Ofotokun is professor of medicine (infectious diseases) in Emory University School of Medicine and co-director of the NIH-funded Emory Center for AIDS Research (CFAR) Clinical Research Core. The grant’s other principal investigator, Anandi Sheth, MD, MSc, is associate professor of medicine (infectious diseases) in Emory School of Medicine and a senior investigator with the Emory CFAR. Both Ofotokun and Sheth are clinician-scientists in the Grady Health System Infectious Diseases Program at the Ponce Clinic in Atlanta.

“Emory is extremely well positioned to sponsor a MACS/WIHS CSS,” adds Sheth. “More than 10,000 men and women with HIV receive care in Emory-affiliated clinics each year and, in addition to the Center for AIDS Research, the university also is home to several other NIH-supported HIV research networks, including the HIV Vaccine Trials Network (HVTN), the HIV Prevention Trials Network (HPTN), and the AIDS Clinical Trials Group (ACTG).”

Gina M. Wingood, ScD, MPH, is a co-principal investigator on the new grant.

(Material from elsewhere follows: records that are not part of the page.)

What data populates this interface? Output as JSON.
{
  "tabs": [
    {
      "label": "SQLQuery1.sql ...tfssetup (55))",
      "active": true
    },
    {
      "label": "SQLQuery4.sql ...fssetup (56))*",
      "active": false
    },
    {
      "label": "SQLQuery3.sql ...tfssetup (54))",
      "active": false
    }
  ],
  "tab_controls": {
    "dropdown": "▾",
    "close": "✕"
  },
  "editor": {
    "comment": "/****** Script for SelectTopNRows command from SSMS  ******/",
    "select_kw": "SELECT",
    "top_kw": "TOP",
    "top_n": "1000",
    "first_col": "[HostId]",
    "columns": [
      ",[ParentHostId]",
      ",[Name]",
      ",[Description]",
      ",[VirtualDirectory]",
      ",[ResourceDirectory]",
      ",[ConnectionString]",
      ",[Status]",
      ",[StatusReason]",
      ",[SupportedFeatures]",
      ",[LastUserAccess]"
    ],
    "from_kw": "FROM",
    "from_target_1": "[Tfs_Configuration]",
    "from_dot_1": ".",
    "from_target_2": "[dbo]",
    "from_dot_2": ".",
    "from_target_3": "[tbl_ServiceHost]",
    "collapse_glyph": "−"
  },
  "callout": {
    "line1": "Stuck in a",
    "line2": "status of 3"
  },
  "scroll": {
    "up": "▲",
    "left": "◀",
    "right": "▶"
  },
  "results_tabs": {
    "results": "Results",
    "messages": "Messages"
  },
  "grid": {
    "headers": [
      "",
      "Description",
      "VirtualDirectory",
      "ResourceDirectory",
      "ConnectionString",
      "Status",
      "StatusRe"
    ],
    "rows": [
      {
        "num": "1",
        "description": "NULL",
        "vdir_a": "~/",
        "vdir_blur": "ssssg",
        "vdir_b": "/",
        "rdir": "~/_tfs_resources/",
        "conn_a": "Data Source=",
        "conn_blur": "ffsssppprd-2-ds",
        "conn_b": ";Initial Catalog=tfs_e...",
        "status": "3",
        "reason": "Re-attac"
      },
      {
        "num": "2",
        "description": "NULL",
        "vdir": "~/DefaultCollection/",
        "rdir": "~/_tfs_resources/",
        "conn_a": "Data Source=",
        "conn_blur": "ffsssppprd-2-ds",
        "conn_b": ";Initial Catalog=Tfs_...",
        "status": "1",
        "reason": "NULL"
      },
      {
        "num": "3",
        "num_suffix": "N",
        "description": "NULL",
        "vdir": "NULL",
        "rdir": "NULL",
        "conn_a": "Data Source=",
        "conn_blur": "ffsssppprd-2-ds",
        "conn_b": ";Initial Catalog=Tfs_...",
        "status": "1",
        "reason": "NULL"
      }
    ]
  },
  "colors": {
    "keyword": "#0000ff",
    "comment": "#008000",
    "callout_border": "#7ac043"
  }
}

Wingood is Sidney and Helaine Lerner Professor of Public Health Promotion and director of the Lerner Center for Public Health Promotion at the Mailman School of Public Health at Columbia University. Prior to relocating to Columbia in 2015, Dr. Wingood was a professor of Behavioral Sciences and Health Education at Emory’s Rollins School of Public Health and a co-director of the Emory CFAR Prevention Science Core.

“The Emory MACS/WIHS CCS is an exciting opportunity to add a substantive contribution to research aimed at mitigating the suffering caused by HIV/AIDS in the United States and around the world,” says Wingood.

The program aims to make these research advances:

  • Identify biomarkers of increased risk for chronic disorders in people living with HIV.
  • Determine how antiretroviral therapy affects other medical conditions and their treatments
  • Develop strategies for more effective interventions and treatments for HIV infection and other medical conditions.
  • Learn about the role of chronic immune activation and inflammation due to HIV infection in other health conditions. 

“The MACS/WIHS CCS is an exciting, trans-NIH study of chronic conditions related to HIV infection in this era of effective antiretroviral therapy,” says Dr. Sean Altekruse, the Project Officer at the National Heart, Lung, and Blood Institute, part of the National Institutes of Health. “Investigators across the 14 research sites have formed a great team, and over the next seven years they will address many HIV-related science interests of the NIH.”

The MACS/WIHS CCS research team will also be able to leverage long-standing pre-existing collaborations with multiple county health departments and community-based organizations in Atlanta including the internationally famous SisterLove, Inc.

More than 12,000 people nationwide have participated in MACS and WIHS studies nationwide since 1984, resulting in groundbreaking discoveries about diagnosing and managing HIV; the link between low immune cell counts and AIDS; and genetic, metabolic and other factors that influence how HIV infection may progress to AIDS. The Combined Cohort Study will build upon the information from these participants with new research directed at co-existing medical conditions. The new cohort will include earlier participants as well as new participants, including a special focus on black and Hispanic populations and residents of southern states.